Can It Work?

Some problems are easy, some far to difficult.  Can we actually create software which will do what is necessary?

The most important distinction goes under the name “Inverse Problems”, which will be the title of a web page soon. This is shorthand for a well understood mathematical phenomenon that has been at the root of modern mathematics since Newton, at least. It has been very difficult to explain this to people until very recently when technology based on inverse problems has become commonplace.

When it’s ready I’ll refer you immediately to that Inverse Problems page for a better explanation but for now you should simply consider the nature of the public key cryptography now used all over the net. Public key cryptography is used in Pretty Good Privacy, PGP, and similar cryptographic systems based on the well-known mathematical phenomenon wherein two problems which are inverses of one another are known, but one of them is easy and one hard.

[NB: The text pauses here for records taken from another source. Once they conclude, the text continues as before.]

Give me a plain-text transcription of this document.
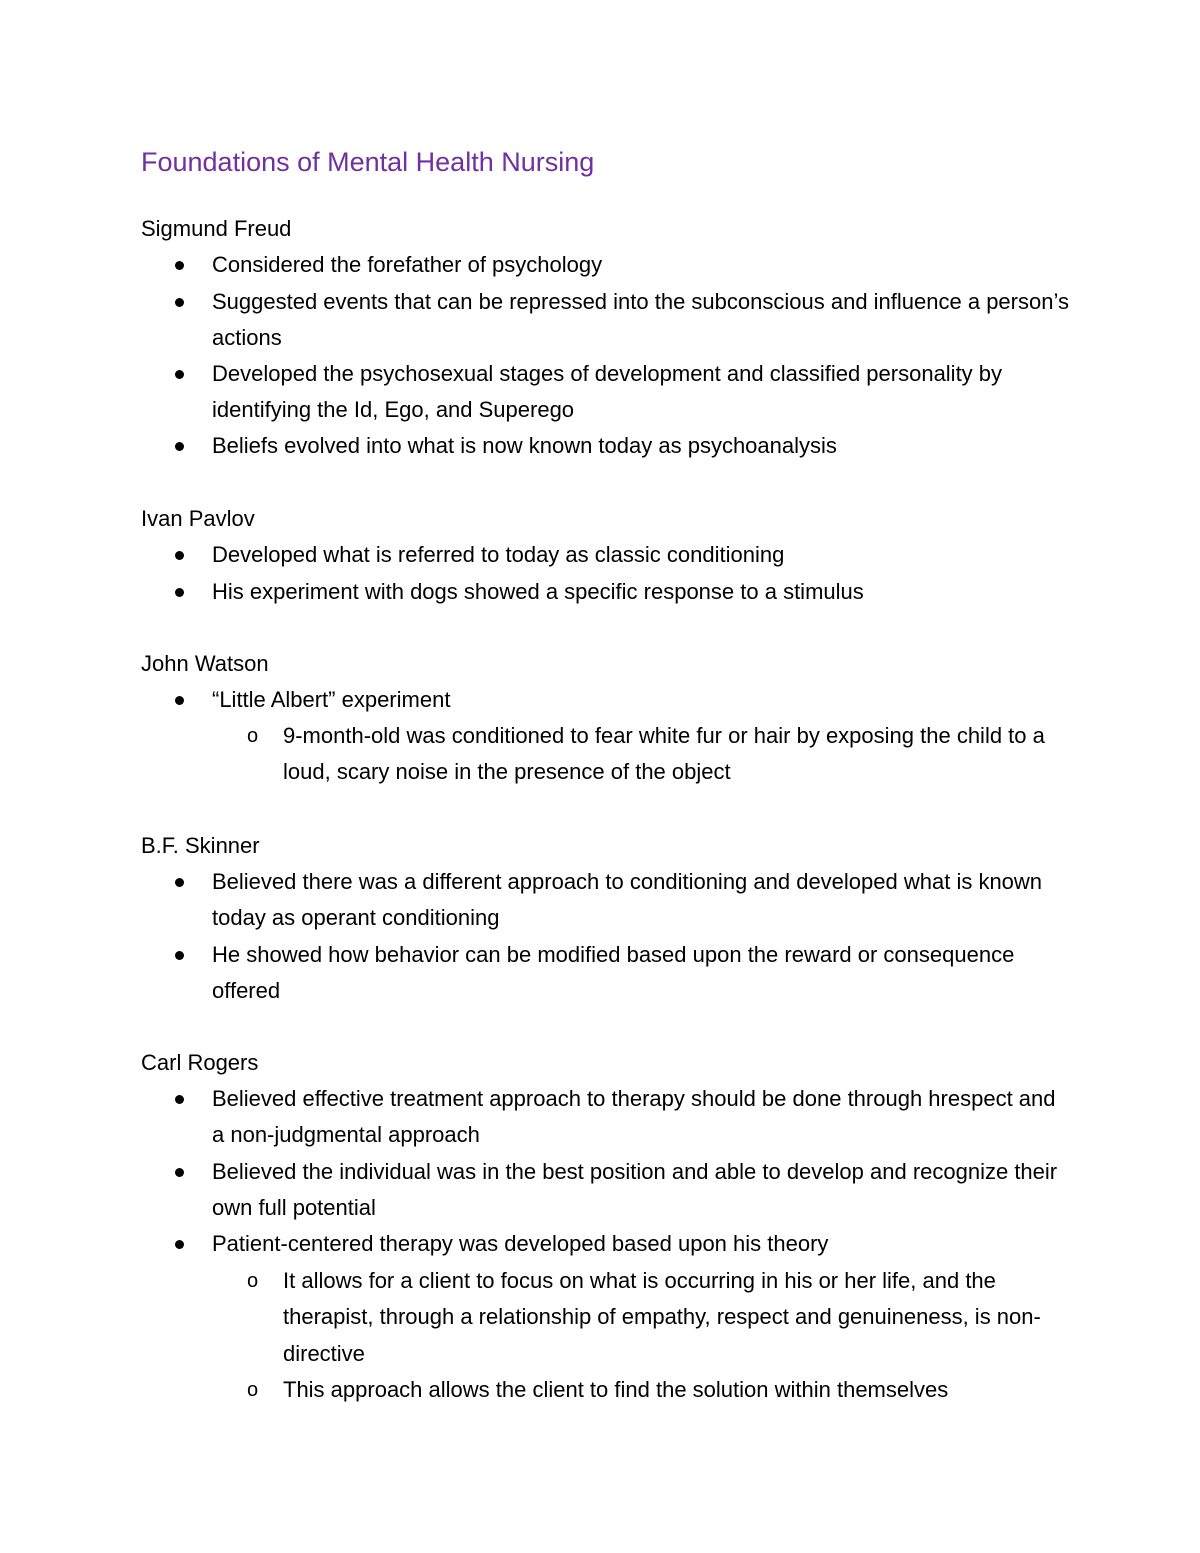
Foundations of Mental Health Nursing
Sigmund Freud
Considered the forefather of psychology
Suggested events that can be repressed into the subconscious and influence a person’s actions
Developed the psychosexual stages of development and classified personality by identifying the Id, Ego, and Superego
Beliefs evolved into what is now known today as psychoanalysis
Ivan Pavlov
Developed what is referred to today as classic conditioning
His experiment with dogs showed a specific response to a stimulus
John Watson
“Little Albert” experiment
o 9-month-old was conditioned to fear white fur or hair by exposing the child to a loud, scary noise in the presence of the object
B.F. Skinner
Believed there was a different approach to conditioning and developed what is known today as operant conditioning
He showed how behavior can be modified based upon the reward or consequence offered
Carl Rogers
Believed effective treatment approach to therapy should be done through hrespect and a non-judgmental approach
Believed the individual was in the best position and able to develop and recognize their own full potential
Patient-centered therapy was developed based upon his theory
o It allows for a client to focus on what is occurring in his or her life, and the therapist, through a relationship of empathy, respect and genuineness, is non-directive
o This approach allows the client to find the solution within themselves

Usually the problems involved are multiplying two large numbers to get their even larger product and the inverse problem of factoring a very large number to demonstrate that it is the product of two smaller ones. When the numbers are integers, (sometimes called whole numbers), and the multiplication must be exact, the second problem, factoring, can be very very hard, while the first one remains easy.

Mathematicians and computer scientists often use the shorthand phrase “inverse problems” to describe this situation. It is a misleading term, but a common one. Strictly speaking multiplication and division are inverses, as are addition and subtraction, but the term “inverse problem” is usually reserved for the case when the extreme difficult of one of these inverses causes a big problem.

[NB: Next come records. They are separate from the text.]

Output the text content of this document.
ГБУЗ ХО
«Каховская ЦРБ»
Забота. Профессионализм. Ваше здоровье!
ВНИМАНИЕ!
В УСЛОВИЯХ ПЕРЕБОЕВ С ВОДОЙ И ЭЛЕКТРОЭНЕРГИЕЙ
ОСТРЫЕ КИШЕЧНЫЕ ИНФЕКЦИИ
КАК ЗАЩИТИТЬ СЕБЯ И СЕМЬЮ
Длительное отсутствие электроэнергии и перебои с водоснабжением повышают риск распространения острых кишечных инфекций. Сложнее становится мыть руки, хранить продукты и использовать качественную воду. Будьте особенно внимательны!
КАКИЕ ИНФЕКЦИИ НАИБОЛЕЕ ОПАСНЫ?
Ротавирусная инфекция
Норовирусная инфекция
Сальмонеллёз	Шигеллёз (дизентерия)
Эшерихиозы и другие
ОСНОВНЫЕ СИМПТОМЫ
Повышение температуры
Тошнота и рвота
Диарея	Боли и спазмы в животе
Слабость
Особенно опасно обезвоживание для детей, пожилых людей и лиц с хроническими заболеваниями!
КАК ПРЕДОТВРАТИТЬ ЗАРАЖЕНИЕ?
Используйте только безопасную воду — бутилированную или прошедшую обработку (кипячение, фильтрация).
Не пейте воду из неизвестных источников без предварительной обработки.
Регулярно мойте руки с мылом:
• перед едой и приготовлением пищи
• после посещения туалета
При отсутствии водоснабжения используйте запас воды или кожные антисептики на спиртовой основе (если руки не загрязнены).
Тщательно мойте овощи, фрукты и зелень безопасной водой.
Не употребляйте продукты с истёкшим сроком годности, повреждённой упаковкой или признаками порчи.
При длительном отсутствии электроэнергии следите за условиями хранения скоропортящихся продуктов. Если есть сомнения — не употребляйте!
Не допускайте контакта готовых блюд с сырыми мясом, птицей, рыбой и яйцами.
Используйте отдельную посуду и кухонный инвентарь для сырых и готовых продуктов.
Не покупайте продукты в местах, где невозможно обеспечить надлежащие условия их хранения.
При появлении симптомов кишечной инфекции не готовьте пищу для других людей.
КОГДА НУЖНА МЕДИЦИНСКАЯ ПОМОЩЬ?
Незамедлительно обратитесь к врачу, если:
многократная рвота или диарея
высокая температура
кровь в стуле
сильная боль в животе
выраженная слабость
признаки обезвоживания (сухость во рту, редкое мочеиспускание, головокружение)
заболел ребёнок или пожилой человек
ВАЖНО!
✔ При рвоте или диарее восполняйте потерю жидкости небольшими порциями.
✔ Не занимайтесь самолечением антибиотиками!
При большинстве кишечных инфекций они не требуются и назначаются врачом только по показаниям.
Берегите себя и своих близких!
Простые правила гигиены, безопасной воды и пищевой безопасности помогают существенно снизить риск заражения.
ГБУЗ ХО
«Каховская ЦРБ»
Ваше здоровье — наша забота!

Again, strictly speaking, encryption using a public key and decryption using a private key are inverses, like the multiplication and division they are based on, but the shorthand term “inverse problem” is used here to refer to the much harder problem of cracking the code so as to decrypt the encrypted text without knowing the private key beforehand. Another way to describe this is to say that PGP uses a “trapdoor algorithm” — if you push on the trapdoor from one side it opens easily, but to make it open from pushing on the other side is hard, you have to actually break it down.

I’ll hope all the publicity given to cryptography in recent years means you understand the basic concept, so I can just move on to other examples and to the bigger picture they suggest.

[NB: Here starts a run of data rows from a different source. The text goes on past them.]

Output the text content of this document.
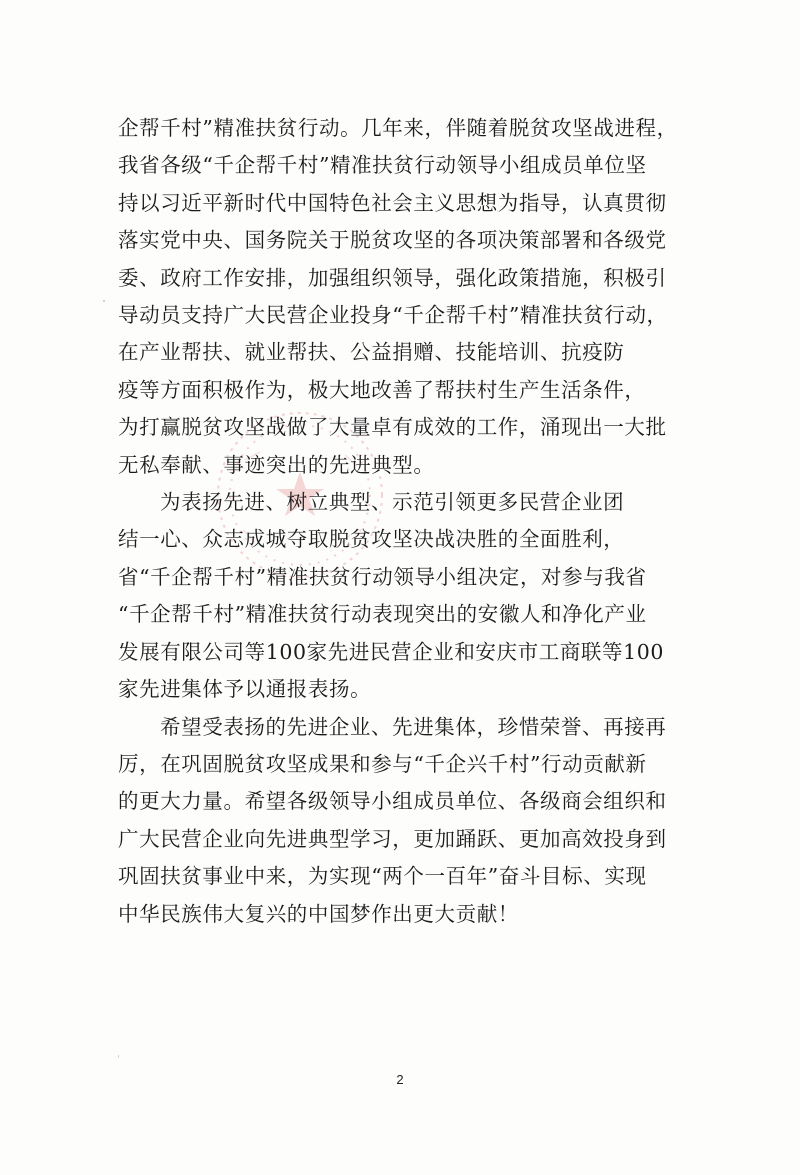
企帮千村”精准扶贫行动。几年来，伴随着脱贫攻坚战进程，
我省各级“千企帮千村”精准扶贫行动领导小组成员单位坚
持以习近平新时代中国特色社会主义思想为指导，认真贯彻
落实党中央、国务院关于脱贫攻坚的各项决策部署和各级党
委、政府工作安排，加强组织领导，强化政策措施，积极引
导动员支持广大民营企业投身“千企帮千村”精准扶贫行动，
在产业帮扶、就业帮扶、公益捐赠、技能培训、抗疫防
疫等方面积极作为，极大地改善了帮扶村生产生活条件，
为打赢脱贫攻坚战做了大量卓有成效的工作，涌现出一大批
无私奉献、事迹突出的先进典型。

为表扬先进、树立典型、示范引领更多民营企业团
结一心、众志成城夺取脱贫攻坚决战决胜的全面胜利，
省“千企帮千村”精准扶贫行动领导小组决定，对参与我省
“千企帮千村”精准扶贫行动表现突出的安徽人和净化产业
发展有限公司等100家先进民营企业和安庆市工商联等100
家先进集体予以通报表扬。

希望受表扬的先进企业、先进集体，珍惜荣誉、再接再
厉，在巩固脱贫攻坚成果和参与“千企兴千村”行动贡献新
的更大力量。希望各级领导小组成员单位、各级商会组织和
广大民营企业向先进典型学习，更加踊跃、更加高效投身到
巩固扶贫事业中来，为实现“两个一百年”奋斗目标、实现
中华民族伟大复兴的中国梦作出更大贡献！

2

Another inverse problem comes up in data compression, especially in “lossy” data compression. Compressing files with zip or gzip is carefully done to lose no information at all so that the expanded (or inflated, or exploded) text recovered by decompressing the compressed file later reproduces the original uncompressed file exactly, with nothing lost in the translation.

If you have zipped up large directories full of big files as I do so often you may have noticed that it takes longer to compress the files than it does later on to unzip them. Compression and decompression are obviously inverse operations, that goes without saying, but they are not equally easy to do, and so we start to use the term “inverse problems” to say in shorthand that the inverse of the easy operation is a hard problem.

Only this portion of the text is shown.